Honcho feted for bringing attention to Blighty film biz
NEW YORK — Miramax co-chairman Harvey Weinstein has been awarded an honorary CBE from Queen Elizabeth II.
Award was announced Monday by the British consul-general in New York, Thomas Harris, capping a weekend during which Miramax’s “Kill Bill Vol. 2” received royal treatment from both critics and audiences.
The Commander of the British Empire is the second highest honor awarded by the queen after a knighthood. Unlike the higher nod, however, the CBE does not carry the title of sir.
Honor is in recognition of Weinstein’s contribution to bringing mainstream attention to British film talent and to the national film industry.
“My life and my career have been greatly influenced and enriched by great British filmmakers and authors, and so I am especially honored and humbled to be receiving the CBE,” Weinstein said. “I am very grateful for the chance to work with so many British masters — from the ranks of actors, producers, directors and writers.”

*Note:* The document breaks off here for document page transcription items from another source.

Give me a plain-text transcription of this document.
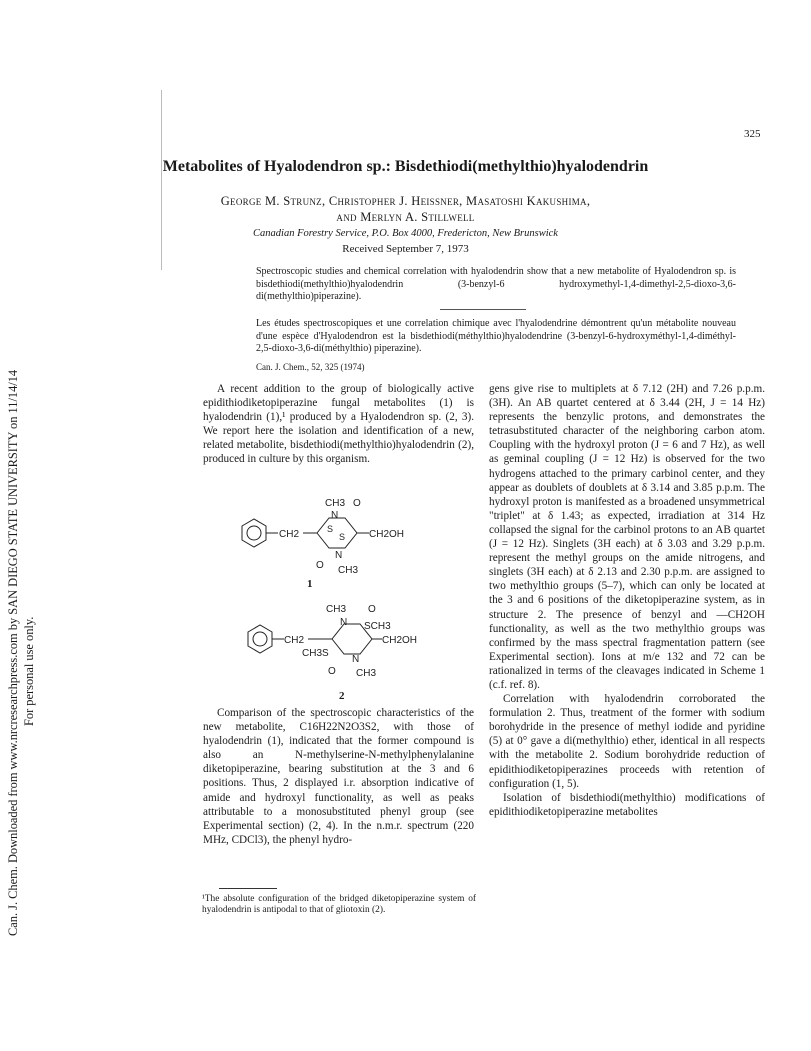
Can. J. Chem. Downloaded from www.nrcresearchpress.com by SAN DIEGO STATE UNIVERSITY on 11/14/14 For personal use only.
325
Metabolites of Hyalodendron sp.: Bisdethiodi(methylthio)hyalodendrin
George M. Strunz, Christopher J. Heissner, Masatoshi Kakushima,
and Merlyn A. Stillwell
Canadian Forestry Service, P.O. Box 4000, Fredericton, New Brunswick
Received September 7, 1973
Spectroscopic studies and chemical correlation with hyalodendrin show that a new metabolite of Hyalodendron sp. is bisdethiodi(methylthio)hyalodendrin (3-benzyl-6 hydroxymethyl-1,4-dimethyl-2,5-dioxo-3,6-di(methylthio)piperazine).
Les études spectroscopiques et une correlation chimique avec l'hyalodendrine démontrent qu'un métabolite nouveau d'une espèce d'Hyalodendron est la bisdethiodi(méthylthio)hyalodendrine (3-benzyl-6-hydroxyméthyl-1,4-diméthyl-2,5-dioxo-3,6-di(méthylthio) piperazine).
Can. J. Chem., 52, 325 (1974)

A recent addition to the group of biologically active epidithiodiketopiperazine fungal metabolites (1) is hyalodendrin (1),¹ produced by a Hyalodendron sp. (2, 3). We report here the isolation and identification of a new, related metabolite, bisdethiodi(methylthio)hyalodendrin (2), produced in culture by this organism.

CH2
CH3
N
O
S
S CH2OH
N
O CH3
1
CH2
CH3
N
O
SCH3
CH2OH
CH3S
N
O CH3
2

Comparison of the spectroscopic characteristics of the new metabolite, C16H22N2O3S2, with those of hyalodendrin (1), indicated that the former compound is also an N-methylserine-N-methylphenylalanine diketopiperazine, bearing substitution at the 3 and 6 positions. Thus, 2 displayed i.r. absorption indicative of amide and hydroxyl functionality, as well as peaks attributable to a monosubstituted phenyl group (see Experimental section) (2, 4). In the n.m.r. spectrum (220 MHz, CDCl3), the phenyl hydro-

¹The absolute configuration of the bridged diketopiperazine system of hyalodendrin is antipodal to that of gliotoxin (2).

gens give rise to multiplets at δ 7.12 (2H) and 7.26 p.p.m. (3H). An AB quartet centered at δ 3.44 (2H, J = 14 Hz) represents the benzylic protons, and demonstrates the tetrasubstituted character of the neighboring carbon atom. Coupling with the hydroxyl proton (J = 6 and 7 Hz), as well as geminal coupling (J = 12 Hz) is observed for the two hydrogens attached to the primary carbinol center, and they appear as doublets of doublets at δ 3.14 and 3.85 p.p.m. The hydroxyl proton is manifested as a broadened unsymmetrical "triplet" at δ 1.43; as expected, irradiation at 314 Hz collapsed the signal for the carbinol protons to an AB quartet (J = 12 Hz). Singlets (3H each) at δ 3.03 and 3.29 p.p.m. represent the methyl groups on the amide nitrogens, and singlets (3H each) at δ 2.13 and 2.30 p.p.m. are assigned to two methylthio groups (5–7), which can only be located at the 3 and 6 positions of the diketopiperazine system, as in structure 2. The presence of benzyl and —CH2OH functionality, as well as the two methylthio groups was confirmed by the mass spectral fragmentation pattern (see Experimental section). Ions at m/e 132 and 72 can be rationalized in terms of the cleavages indicated in Scheme 1 (c.f. ref. 8).

Correlation with hyalodendrin corroborated the formulation 2. Thus, treatment of the former with sodium borohydride in the presence of methyl iodide and pyridine (5) at 0° gave a di(methylthio) ether, identical in all respects with the metabolite 2. Sodium borohydride reduction of epidithiodiketopiperazines proceeds with retention of configuration (1, 5).

Isolation of bisdethiodi(methylthio) modifications of epidithiodiketopiperazine metabolites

Weinstein said one of his upcoming projects is the development of a charitable foundation to give something back to the film industry and help foster new talent.
Weinstein is credited with bringing commercial success to independent arthouse films.

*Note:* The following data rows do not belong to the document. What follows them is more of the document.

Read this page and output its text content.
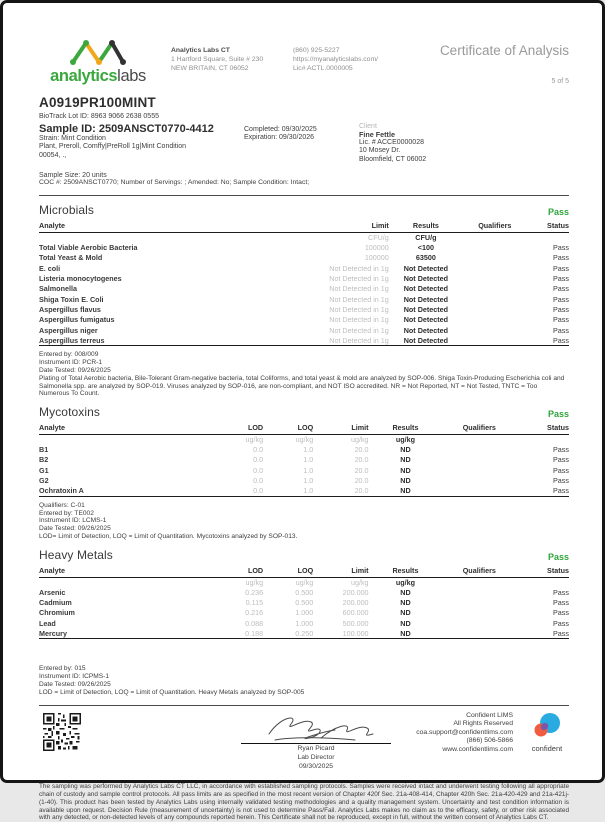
analyticslabs
Analytics Labs CT
1 Hartford Square, Suite # 230
NEW BRITAIN, CT 06052
(860) 925-5227
https://myanalyticslabs.com/
Lic# ACTL.0000005
Certificate of Analysis
5 of 5
A0919PR100MINT
BioTrack Lot ID: 8963 9066 2638 0555
Sample ID: 2509ANSCT0770-4412
Strain: Mint Condition
Plant, Preroll, Comffy|PreRoll 1g|Mint Condition
00054, .,
Completed: 09/30/2025
Expiration: 09/30/2026
Client
Fine Fettle
Lic. # ACCE0000028
10 Mosey Dr.
Bloomfield, CT 06002
Sample Size: 20 units
COC #: 2509ANSCT0770; Number of Servings: ; Amended: No; Sample Condition: Intact;
Microbials	Pass
Analyte	Limit	Results	Qualifiers	Status
	CFU/g	CFU/g		
Total Viable Aerobic Bacteria	100000	<100		Pass
Total Yeast & Mold	100000	63500		Pass
E. coli	Not Detected in 1g	Not Detected		Pass
Listeria monocytogenes	Not Detected in 1g	Not Detected		Pass
Salmonella	Not Detected in 1g	Not Detected		Pass
Shiga Toxin E. Coli	Not Detected in 1g	Not Detected		Pass
Aspergillus flavus	Not Detected in 1g	Not Detected		Pass
Aspergillus fumigatus	Not Detected in 1g	Not Detected		Pass
Aspergillus niger	Not Detected in 1g	Not Detected		Pass
Aspergillus terreus	Not Detected in 1g	Not Detected		Pass
Entered by: 008/009
Instrument ID: PCR-1
Date Tested: 09/26/2025
Plating of Total Aerobic bacteria, Bile-Tolerant Gram-negative bacteria, total Coliforms, and total yeast & mold are analyzed by SOP-006. Shiga Toxin-Producing Escherichia coli and Salmonella spp. are analyzed by SOP-019. Viruses analyzed by SOP-016, are non-compliant, and NOT ISO accredited. NR = Not Reported, NT = Not Tested, TNTC = Too Numerous To Count.
Mycotoxins	Pass
Analyte	LOD	LOQ	Limit	Results	Qualifiers	Status
	ug/kg	ug/kg	ug/kg	ug/kg		
B1	0.0	1.0	20.0	ND		Pass
B2	0.0	1.0	20.0	ND		Pass
G1	0.0	1.0	20.0	ND		Pass
G2	0.0	1.0	20.0	ND		Pass
Ochratoxin A	0.0	1.0	20.0	ND		Pass
Qualifiers: C-01
Entered by: TE002
Instrument ID: LCMS-1
Date Tested: 09/26/2025
LOD= Limit of Detection, LOQ = Limit of Quantitation. Mycotoxins analyzed by SOP-013.
Heavy Metals	Pass
Analyte	LOD	LOQ	Limit	Results	Qualifiers	Status
	ug/kg	ug/kg	ug/kg	ug/kg		
Arsenic	0.236	0.500	200.000	ND		Pass
Cadmium	0.115	0.500	200.000	ND		Pass
Chromium	0.216	1.000	600.000	ND		Pass
Lead	0.088	1.000	500.000	ND		Pass
Mercury	0.188	0.250	100.000	ND		Pass
Entered by: 015
Instrument ID: ICPMS-1
Date Tested: 09/26/2025
LOD = Limit of Detection, LOQ = Limit of Quantitation. Heavy Metals analyzed by SOP-005
Ryan Picard
Lab Director
09/30/2025
Confident LIMS
All Rights Reserved
coa.support@confidentlims.com
(866) 506-5866
www.confidentlims.com	confident
The sampling was performed by Analytics Labs CT LLC, in accordance with established sampling protocols. Samples were received intact and underwent testing following all appropriate chain of custody and sample control protocols. All pass limits are as specified in the most recent version of Chapter 420f Sec. 21a-408-414, Chapter 420h Sec. 21a-420-429 and 21a-421j-(1-40). This product has been tested by Analytics Labs using internally validated testing methodologies and a quality management system. Uncertainty and test condition information is available upon request. Decision Rule (measurement of uncertainty) is not used to determine Pass/Fail. Analytics Labs makes no claim as to the efficacy, safety, or other risk associated with any detected, or non-detected levels of any compounds reported herein. This Certificate shall not be reproduced, except in full, without the written consent of Analytics Labs CT.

Miramax has contributed upward of £600 million ($1.08 billion) to the development, commissioning, production, financing and distribution of films made with British companies, establishing a London-based division to increase U.K. involvement in Miramax pics.
Brit features produced or acquired by Miramax over the past two decades include best picture Oscar winners “Shakespeare in Love” and “The English Patient,” as well as “The Crying Game,” “The Wings of the Dove,” “Chocolat,” “Dirty Pretty Things,” “The Magdalene Sisters” and the upcoming “J.M. Barrie’s Neverland,” with Johnny Depp and Kate Winslet.
The date for Weinstein’s CBE investiture ceremony will be set in the coming months.